The function of the hospice was changed from the care of lepers to the care of the poor and infirmed in 1558.

The complex subsequently passed to the Valenti family.  Cardinal Erminio Valenti commissioned the restoration of the church in 1609.  The inscription that Filippo Valenti, Abbot of San Tommaso erected to the right of the portal of the church suggests that it had become very important by the 18th century:

  1. The future King Charles III of Spain stayed here in 1734 on his way to Rome for his coronation as King of Naples and Sicily.

  2. Pope Pius VI stayed here in 1782 on his return to Rome from Vienna, to receive the homage of the religious and civic authorities of Trevi.  (He must have been impressed because he returned Trevi to city status two years later).

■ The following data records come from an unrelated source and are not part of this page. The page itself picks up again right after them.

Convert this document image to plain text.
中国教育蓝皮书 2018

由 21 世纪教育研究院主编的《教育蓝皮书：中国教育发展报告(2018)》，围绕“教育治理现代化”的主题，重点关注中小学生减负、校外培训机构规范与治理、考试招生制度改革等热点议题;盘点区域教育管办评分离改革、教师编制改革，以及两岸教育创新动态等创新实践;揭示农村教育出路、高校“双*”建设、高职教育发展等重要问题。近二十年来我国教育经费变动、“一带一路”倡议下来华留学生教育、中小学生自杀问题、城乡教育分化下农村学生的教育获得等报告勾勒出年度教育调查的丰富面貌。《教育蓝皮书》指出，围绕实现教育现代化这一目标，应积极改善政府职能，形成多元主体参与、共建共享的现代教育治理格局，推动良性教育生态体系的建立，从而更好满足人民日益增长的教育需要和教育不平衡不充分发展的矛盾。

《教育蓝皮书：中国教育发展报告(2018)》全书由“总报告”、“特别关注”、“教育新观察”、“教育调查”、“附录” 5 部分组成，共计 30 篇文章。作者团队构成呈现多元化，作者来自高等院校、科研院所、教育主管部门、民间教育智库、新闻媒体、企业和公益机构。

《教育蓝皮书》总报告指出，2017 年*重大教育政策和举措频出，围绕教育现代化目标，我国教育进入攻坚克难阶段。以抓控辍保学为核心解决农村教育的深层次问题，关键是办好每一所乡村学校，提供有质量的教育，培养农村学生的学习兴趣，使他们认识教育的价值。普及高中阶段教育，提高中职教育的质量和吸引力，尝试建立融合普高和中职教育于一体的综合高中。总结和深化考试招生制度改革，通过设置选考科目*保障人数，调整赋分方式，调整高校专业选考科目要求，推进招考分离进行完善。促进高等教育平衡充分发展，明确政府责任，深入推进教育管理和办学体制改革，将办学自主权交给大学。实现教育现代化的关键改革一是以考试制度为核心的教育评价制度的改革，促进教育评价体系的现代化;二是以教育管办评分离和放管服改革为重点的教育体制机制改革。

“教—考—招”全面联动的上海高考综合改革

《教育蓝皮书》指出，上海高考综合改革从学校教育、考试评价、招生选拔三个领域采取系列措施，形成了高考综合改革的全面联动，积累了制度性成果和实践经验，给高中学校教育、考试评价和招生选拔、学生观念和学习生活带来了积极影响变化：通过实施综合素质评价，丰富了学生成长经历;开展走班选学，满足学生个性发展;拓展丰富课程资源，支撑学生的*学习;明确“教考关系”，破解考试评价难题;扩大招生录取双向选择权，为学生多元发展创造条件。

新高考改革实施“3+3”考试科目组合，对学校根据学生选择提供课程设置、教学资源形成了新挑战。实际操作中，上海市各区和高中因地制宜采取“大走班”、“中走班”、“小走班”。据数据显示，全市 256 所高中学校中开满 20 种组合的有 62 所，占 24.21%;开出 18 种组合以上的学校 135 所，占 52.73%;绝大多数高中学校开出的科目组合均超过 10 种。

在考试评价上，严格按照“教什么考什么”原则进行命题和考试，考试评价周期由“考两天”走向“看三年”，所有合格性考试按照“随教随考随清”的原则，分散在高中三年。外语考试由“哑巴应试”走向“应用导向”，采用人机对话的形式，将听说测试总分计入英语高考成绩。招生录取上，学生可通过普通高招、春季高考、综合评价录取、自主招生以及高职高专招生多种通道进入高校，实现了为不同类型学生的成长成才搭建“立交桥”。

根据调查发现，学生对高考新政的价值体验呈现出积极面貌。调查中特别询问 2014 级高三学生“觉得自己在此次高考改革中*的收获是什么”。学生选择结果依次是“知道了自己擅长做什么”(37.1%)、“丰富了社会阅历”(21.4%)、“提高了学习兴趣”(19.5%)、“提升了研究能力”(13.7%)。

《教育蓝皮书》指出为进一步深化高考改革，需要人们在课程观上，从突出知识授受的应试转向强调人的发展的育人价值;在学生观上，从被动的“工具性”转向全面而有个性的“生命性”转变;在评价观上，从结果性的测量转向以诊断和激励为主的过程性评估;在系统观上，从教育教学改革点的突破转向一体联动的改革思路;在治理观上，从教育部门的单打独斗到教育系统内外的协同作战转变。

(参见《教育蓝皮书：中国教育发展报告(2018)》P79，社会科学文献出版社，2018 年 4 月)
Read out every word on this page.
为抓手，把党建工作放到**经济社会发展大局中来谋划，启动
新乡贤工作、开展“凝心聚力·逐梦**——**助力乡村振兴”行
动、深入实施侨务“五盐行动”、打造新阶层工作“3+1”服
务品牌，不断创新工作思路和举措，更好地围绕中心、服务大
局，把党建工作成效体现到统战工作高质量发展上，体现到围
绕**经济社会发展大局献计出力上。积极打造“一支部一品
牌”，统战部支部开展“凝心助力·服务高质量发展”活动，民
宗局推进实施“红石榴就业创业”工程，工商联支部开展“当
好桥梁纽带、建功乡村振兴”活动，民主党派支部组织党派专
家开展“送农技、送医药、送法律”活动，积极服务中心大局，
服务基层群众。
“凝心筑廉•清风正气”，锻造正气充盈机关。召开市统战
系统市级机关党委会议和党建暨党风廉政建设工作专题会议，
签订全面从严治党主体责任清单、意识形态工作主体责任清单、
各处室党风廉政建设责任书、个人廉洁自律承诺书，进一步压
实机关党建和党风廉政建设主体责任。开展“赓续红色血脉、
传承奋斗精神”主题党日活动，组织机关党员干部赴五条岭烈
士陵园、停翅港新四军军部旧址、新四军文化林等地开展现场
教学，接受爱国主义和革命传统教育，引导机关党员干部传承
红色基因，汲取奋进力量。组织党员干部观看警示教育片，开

After the unification of Italy in 1860, the ownership of San Tommaso passed to the Congregazione di Carità and the complex was largely rebuilt as a farmhouse.  (Although it is now hemmed in by industrial buildings and by the busy main road, it originally enjoyed a rural setting).

Art from the Church

Incredulity of St Thomas (ca. 1609)

Cardinal Erminio Valenti probably commissioned it from a Roman artist after he commissioned the restoration of the church in 1609.  It is now in the Pinacoteca.